A igreja tem por seu caracter constitucional ficar-se pela simplicidade da verdade: o sacramento do matrimónio consta de uma união de uma mulher e de um homem para sempre. O sacramento tem vigor até à morte, por isso para o celebrar será precisa grande maturidade e a vontade da metanoia individual e comum. A doutrina da fé é orientação e não deve agir contra a praxis da fé; o casamento é ao mesmo tempo sacramento e comunidade de vida. A indissolubilidade do matrimónio não deve tornar-se numa teoria abstracta sem relação com a praxis (não é apenas um ideal humano). Optar pela vida é o característico da vida cristã que não vê na entropia uma via a seguir reconhecendo, pelo contrário, que a vida é uma subida que implica luta no reconhecimento da própria sombra e luz.
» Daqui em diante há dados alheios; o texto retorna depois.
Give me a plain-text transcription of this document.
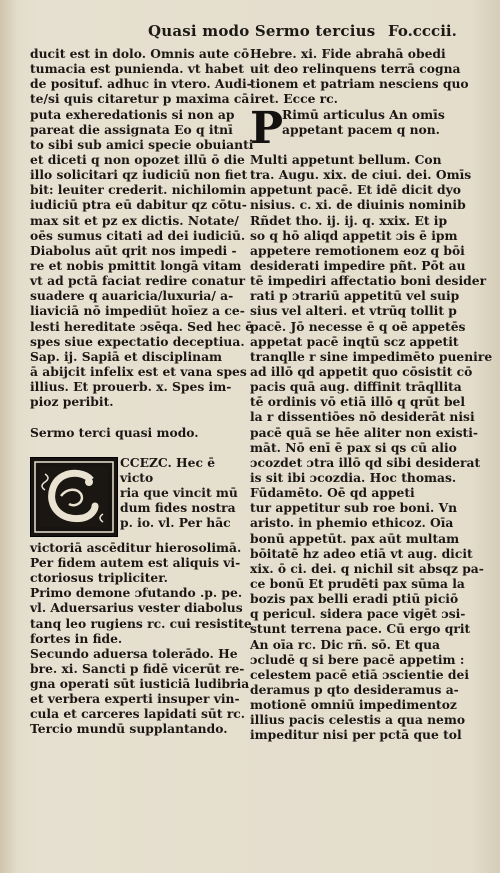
Quasi modo Sermo tercius Fo.cccii.
ducit est in dolo. Omnis aute cō
tumacia est punienda. vt habet
de posituf. adhuc in vtero. Audi-
te/si quis citaretur p maxima cā
puta exheredationis si non ap
pareat die assignata Eo q itnī
to sibi sub amici specie obuianti
et diceti q non opozet illū ō die
illo solicitari qz iudiciū non fiet
bit: leuiter crederit. nichilomin
iudiciū ptra eū dabitur qz cōtu-
max sit et pz ex dictis. Notate/
oēs sumus citati ad dei iudiciū.
Diabolus aūt qrit nos impedi -
re et nobis pmittit longā vitam
vt ad pctā faciat redire conatur
suadere q auaricia/luxuria/ a-
liaviciā nō impediūt hoīez a ce-
lesti hereditate ɔsēqa. Sed hec ē
spes siue expectatio deceptiua.
Sap. ij. Sapiā et disciplinam
ā abijcit infelix est et vana spes
illius. Et prouerb. x. Spes im-
pioz peribit.
Sermo terci quasi modo.
CCEZC. Hec ē
victo
ria que vincit mū
dum fides nostra
p. io. vl. Per hāc
victoriā ascēditur hierosolimā.
Per fidem autem est aliquis vi-
ctoriosus tripliciter.
Primo demone ɔfutando .p. pe.
vl. Aduersarius vester diabolus
tanq leo rugiens rc. cui resistite
fortes in fide.
Secundo aduersa tolerādo. He
bre. xi. Sancti p fidē vicerūt re-
gna operati sūt iusticiā ludibria
et verbera experti insuper vin-
cula et carceres lapidati sūt rc.
Tercio mundū supplantando.
Hebre. xi. Fide abrahā obedi
uit deo relinquens terrā cogna
tionem et patriam nesciens quo
iret. Ecce rc.
P
Rimū articulus An omīs
appetant pacem q non.
Multi appetunt bellum. Con
tra. Augu. xix. de ciui. dei. Omīs
appetunt pacē. Et idē dicit dyo
nisius. c. xi. de diuinis nominib
Rñdet tho. ij. ij. q. xxix. Et ip
so q hō aliqd appetit ɔis ē ipm
appetere remotionem eoz q bōi
desiderati impedire pñt. Pōt au
tē impediri affectatio boni desider
rati p ɔtrariū appetitū vel suip
sius vel alteri. et vtrūq tollit p
pacē. Jō necesse ē q oē appetēs
appetat pacē inqtū scz appetit
tranqlle r sine impedimēto puenire
ad illō qd appetit quo cōsistit cō
pacis quā aug. diffinit trāqllita
tē ordinis vō etiā illō q qrūt bel
la r dissentiōes nō desiderāt nisi
pacē quā se hēe aliter non existi-
māt. Nō enī ē pax si qs cū alio
ɔcozdet ɔtra illō qd sibi desiderat
is sit ibi ɔcozdia. Hoc thomas.
Fūdamēto. Oē qd appeti
tur appetitur sub roe boni. Vn
aristo. in phemio ethicoz. Oīa
bonū appetūt. pax aūt multam
bōitatē hz adeo etiā vt aug. dicit
xix. ō ci. dei. q nichil sit absqz pa-
ce bonū Et prudēti pax sūma la
bozis pax belli eradi ptiū piciō
q pericul. sidera pace vigēt ɔsi-
stunt terrena pace. Cū ergo qrit
An oīa rc. Dic rñ. sō. Et qua
ɔcludē q si bere pacē appetim :
celestem pacē etiā ɔscientie dei
deramus p qto desideramus a-
motionē omniū impedimentoz
illius pacis celestis a qua nemo
impeditur nisi per pctā que tol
Não se deve demonizar nem glorificar a homossexualidade. Por vezes há muita agressão no discurso sobre o assunto porque por trás de um homossexual ou de uma lésbica se escondem muitos anos de sofrimento e de opressão indirecta, ou porque o tema da homossexualidade e do género é usado como estratégia para a mudança paradigmática da sociedade e valores e ainda porque os lóbis da EU e dos USA ditam através de leis a aplicar nos parlamentos, os novos comportamentos a criar numa sociedade do futuro.

A defesa da ideologia homossexual, que faz parte da ideologia do género, encontra-se em contradição com todas as culturas, religiões e com a natureza. A homossexualidade deve ser compreendida como excepção à rega sem ser marginalizada e sem o acompanhamento da paulada moralista que muitas vezes a discriminou e em muitos lugares continua a descriminar considerando homossexuais, como se se tratasse de leprosos. Cada época tem um ideário correspondente com abusos num ou noutro sentido mas que a sociedade vai corrigindo com o tempo.